Wireless Access

Hi AirHeads,

Under UDR (User derivation rules) is there any recored limit , up to XXXX lines can be added under single list?

Please advise.

Would that be under controller's internal DB limit?  

I'm curious. What are you looking to do that you want/need a long list of User Rule conditions?

We have a client that need to use mac-authentication.  We told them to used user-derivation rules to set role for the mac-addresses.  The bunch of mac-addresses and condition is under one rule.  This user derivation rule is added to the aaa-profile of the SSID.  

Okay, so based on what you want to do, let's look at the following.

There are two ways to validate MAC addresses. One way is through conditions in User rules, which is technically just setting up a MAC filter, not technically authenticating. The other way is to have the MAC address authenticated against a database, which is MAC authentication.

The first method has a long list of rules, as you know by your question. If the device connecting is at the bottom of the rules list, then every rule must be processed before you would finally get to the rule that would then assign them their role. It is cumbersome, and more prone to typos. Also, any management means changes to the configuration itself, which is again more prone to errors and an administrator to the OS must make those changes.

The other method is to do MAC authentication. On the AAA profile you would enable a MACauth profile, and a database where the MAC addresses would be searched (same way a username would be searched in a user database). Some differences is the MAC address would be entered in the database as both the username and password. However you enter the MAC address in the database, you need to specify that in the MACauth profile. For example, if you enter it as xx:xx:xx:xx:xx:xx: then you would select colon delimited in the profile. If you entered it as xxxxxxxxxxxx then you would select none. You see, the controller is taking the MAC address using the profile delimiting rules and sending it to the authentication server, which then just looks it up as a string/username. As for the database, you can use the internal database on the controller, or an external RADIUS server. Any additions or deletions would be just adding or deleting entries to the database, not making changes to the running config.

Another benefit of MAC authentication is that Role Based Access Control (RBAC) can be deployed, so different MAC addresses could get different roles. If you used an external server that could return Vendor Specific Attributes (VSAs) or IETF attributes (such as filter-id), the the attribute can assign the role.

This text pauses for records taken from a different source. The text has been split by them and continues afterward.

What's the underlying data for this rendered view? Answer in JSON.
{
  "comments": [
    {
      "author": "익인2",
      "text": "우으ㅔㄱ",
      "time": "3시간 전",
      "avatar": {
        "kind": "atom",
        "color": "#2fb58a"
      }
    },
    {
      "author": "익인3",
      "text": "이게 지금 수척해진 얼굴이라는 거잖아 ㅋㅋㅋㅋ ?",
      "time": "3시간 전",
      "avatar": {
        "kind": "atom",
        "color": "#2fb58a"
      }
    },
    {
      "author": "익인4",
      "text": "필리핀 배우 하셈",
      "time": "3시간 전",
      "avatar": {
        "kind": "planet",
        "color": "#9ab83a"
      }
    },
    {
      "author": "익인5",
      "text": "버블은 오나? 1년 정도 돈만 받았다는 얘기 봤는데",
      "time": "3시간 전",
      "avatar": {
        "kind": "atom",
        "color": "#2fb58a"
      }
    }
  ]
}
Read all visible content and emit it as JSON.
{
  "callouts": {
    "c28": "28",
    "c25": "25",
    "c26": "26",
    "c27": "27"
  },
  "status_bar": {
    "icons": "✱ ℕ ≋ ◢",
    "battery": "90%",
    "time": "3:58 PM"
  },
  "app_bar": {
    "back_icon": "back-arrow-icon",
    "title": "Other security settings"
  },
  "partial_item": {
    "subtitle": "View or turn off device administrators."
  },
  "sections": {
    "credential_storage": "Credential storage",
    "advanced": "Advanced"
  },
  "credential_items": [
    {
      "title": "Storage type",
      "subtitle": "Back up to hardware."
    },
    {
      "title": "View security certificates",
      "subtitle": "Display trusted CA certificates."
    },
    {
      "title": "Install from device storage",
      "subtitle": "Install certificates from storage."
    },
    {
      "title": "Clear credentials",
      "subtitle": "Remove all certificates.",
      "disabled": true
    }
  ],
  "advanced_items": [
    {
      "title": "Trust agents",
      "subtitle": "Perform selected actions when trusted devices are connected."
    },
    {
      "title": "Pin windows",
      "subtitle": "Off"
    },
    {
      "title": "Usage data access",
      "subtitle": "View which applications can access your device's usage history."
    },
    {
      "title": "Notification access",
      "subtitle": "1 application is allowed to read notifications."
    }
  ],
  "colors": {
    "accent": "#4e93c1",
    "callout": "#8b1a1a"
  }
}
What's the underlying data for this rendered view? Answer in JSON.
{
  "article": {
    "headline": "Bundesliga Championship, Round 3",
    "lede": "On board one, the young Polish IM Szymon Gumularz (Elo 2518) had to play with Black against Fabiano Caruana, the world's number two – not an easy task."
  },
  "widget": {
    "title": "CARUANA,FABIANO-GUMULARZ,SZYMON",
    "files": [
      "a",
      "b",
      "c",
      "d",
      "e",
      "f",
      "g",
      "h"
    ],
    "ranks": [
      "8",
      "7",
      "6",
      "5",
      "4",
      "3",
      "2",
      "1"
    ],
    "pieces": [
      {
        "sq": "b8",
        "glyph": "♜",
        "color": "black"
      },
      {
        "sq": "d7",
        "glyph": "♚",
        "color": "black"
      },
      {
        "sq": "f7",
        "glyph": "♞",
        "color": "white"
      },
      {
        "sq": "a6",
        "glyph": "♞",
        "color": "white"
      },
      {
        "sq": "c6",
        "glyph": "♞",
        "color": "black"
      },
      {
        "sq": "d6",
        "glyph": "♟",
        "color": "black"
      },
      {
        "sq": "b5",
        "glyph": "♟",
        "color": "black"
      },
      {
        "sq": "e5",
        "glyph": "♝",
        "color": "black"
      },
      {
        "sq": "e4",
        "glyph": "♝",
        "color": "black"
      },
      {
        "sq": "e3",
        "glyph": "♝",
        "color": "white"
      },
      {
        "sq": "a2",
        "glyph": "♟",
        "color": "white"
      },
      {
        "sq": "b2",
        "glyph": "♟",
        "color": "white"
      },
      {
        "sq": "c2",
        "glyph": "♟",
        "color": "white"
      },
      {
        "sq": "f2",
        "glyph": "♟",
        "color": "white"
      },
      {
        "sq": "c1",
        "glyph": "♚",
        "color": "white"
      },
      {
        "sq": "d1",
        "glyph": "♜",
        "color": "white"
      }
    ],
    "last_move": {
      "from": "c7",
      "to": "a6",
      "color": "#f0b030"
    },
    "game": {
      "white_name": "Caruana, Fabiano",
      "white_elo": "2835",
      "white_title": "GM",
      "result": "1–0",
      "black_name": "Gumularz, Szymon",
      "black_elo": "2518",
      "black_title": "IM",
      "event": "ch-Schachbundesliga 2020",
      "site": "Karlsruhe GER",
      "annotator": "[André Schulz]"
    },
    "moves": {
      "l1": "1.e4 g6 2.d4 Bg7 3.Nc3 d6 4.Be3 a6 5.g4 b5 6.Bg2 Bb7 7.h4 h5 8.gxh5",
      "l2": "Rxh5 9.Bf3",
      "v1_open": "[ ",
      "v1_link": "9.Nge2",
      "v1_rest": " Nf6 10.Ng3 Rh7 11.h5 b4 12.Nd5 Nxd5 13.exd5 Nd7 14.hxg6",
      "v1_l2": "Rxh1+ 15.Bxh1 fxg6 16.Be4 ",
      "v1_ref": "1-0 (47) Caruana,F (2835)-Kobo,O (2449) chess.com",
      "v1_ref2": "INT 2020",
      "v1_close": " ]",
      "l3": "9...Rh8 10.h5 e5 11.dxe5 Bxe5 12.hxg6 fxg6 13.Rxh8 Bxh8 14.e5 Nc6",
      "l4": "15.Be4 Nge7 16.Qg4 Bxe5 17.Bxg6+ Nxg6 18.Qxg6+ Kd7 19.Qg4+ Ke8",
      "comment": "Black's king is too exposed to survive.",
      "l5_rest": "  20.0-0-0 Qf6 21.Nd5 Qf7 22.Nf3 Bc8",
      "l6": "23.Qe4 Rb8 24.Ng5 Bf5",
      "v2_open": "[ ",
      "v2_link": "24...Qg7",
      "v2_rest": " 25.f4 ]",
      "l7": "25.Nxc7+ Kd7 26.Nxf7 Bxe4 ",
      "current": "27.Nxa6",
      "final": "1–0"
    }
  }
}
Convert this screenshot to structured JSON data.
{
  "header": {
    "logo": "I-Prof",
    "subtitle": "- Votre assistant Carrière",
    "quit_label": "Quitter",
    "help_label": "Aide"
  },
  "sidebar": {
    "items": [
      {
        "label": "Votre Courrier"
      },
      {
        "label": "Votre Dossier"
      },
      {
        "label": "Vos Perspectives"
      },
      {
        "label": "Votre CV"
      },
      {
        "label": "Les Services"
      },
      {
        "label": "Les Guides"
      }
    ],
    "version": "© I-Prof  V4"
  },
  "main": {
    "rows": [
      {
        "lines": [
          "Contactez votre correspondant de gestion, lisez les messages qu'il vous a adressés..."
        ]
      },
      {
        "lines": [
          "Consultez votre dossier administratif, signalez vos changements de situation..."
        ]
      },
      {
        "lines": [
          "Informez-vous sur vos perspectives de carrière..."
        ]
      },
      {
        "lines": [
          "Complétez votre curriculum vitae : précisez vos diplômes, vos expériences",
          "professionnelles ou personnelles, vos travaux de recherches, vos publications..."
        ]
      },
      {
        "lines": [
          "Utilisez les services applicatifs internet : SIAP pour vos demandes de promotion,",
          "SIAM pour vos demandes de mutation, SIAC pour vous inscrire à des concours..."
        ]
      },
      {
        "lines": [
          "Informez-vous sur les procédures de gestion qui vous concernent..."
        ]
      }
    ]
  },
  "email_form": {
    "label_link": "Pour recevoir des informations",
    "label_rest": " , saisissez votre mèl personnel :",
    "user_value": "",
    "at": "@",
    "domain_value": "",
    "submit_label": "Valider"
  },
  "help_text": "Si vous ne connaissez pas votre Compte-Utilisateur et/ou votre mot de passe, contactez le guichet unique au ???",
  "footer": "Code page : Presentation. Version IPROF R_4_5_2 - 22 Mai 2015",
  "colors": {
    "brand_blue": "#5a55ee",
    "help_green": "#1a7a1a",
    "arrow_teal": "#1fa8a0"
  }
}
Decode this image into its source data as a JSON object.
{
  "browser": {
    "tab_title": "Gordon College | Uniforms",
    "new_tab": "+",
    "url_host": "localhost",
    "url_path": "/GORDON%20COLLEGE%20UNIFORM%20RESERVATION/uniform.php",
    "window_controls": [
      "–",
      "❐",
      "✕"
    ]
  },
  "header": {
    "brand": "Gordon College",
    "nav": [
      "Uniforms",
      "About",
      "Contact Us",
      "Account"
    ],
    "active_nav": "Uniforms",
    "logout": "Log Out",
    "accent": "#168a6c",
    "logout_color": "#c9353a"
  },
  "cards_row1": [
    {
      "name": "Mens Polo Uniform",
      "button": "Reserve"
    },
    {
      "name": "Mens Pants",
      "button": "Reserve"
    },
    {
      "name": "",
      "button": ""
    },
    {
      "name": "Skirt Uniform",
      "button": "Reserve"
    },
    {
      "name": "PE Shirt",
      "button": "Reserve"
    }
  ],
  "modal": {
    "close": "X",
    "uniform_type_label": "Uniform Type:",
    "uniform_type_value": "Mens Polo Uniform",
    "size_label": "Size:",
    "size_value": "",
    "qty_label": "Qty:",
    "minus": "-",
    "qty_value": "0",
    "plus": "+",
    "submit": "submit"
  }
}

Some thoughts for you to consider.

In the meanwhile, if you want to try to understand how roles are derived (assigned), I wrote an Aruba OS 6.x book and made 15 PDFs available for anyone to download (sorry I don't give the book away, that you have to purchase. The 8.x book should be available in about 2 months). Anyway, if you go to www.westcott-consulting.com and click on download, you can get the files. One of the files is a role derivation flowchart that I created. The website has you sign up for my mailing list to validate that you are a real person. You can remove yourself from it if you want (I rarely send anything out).

I hope this helps,

Hi David,

For User derivation rules, would you know if it has a limit per rule?  If we will used it against the internal DB mac-authentication, would there be any limitations?  I believe for 7205 controller, it can store up to 8000 mac-address in the internal DB.  

Sorry, I don't know the technical limits. I'll have to defer that to someone else.

Both methods will work. I think the MACauth as I described it will be cleaner to manage and process the connections more efficiently, but you need to assess your own environment and needs.

Thanks David.  In our case, we already recorded 700 mac-addresses in one user derivation rule.  Hope someone could enlighten us if there is any limitation on this setup or we already need to use the internal DB mac-authentication.  

With some creative copy, edit, and pasting, it wouldn't be difficult to grab the lines with the rules, yank out everything except for the MAC address, and then put database add commands with the MAC addresses to put them in the database. If you wanted to or needed to go that route.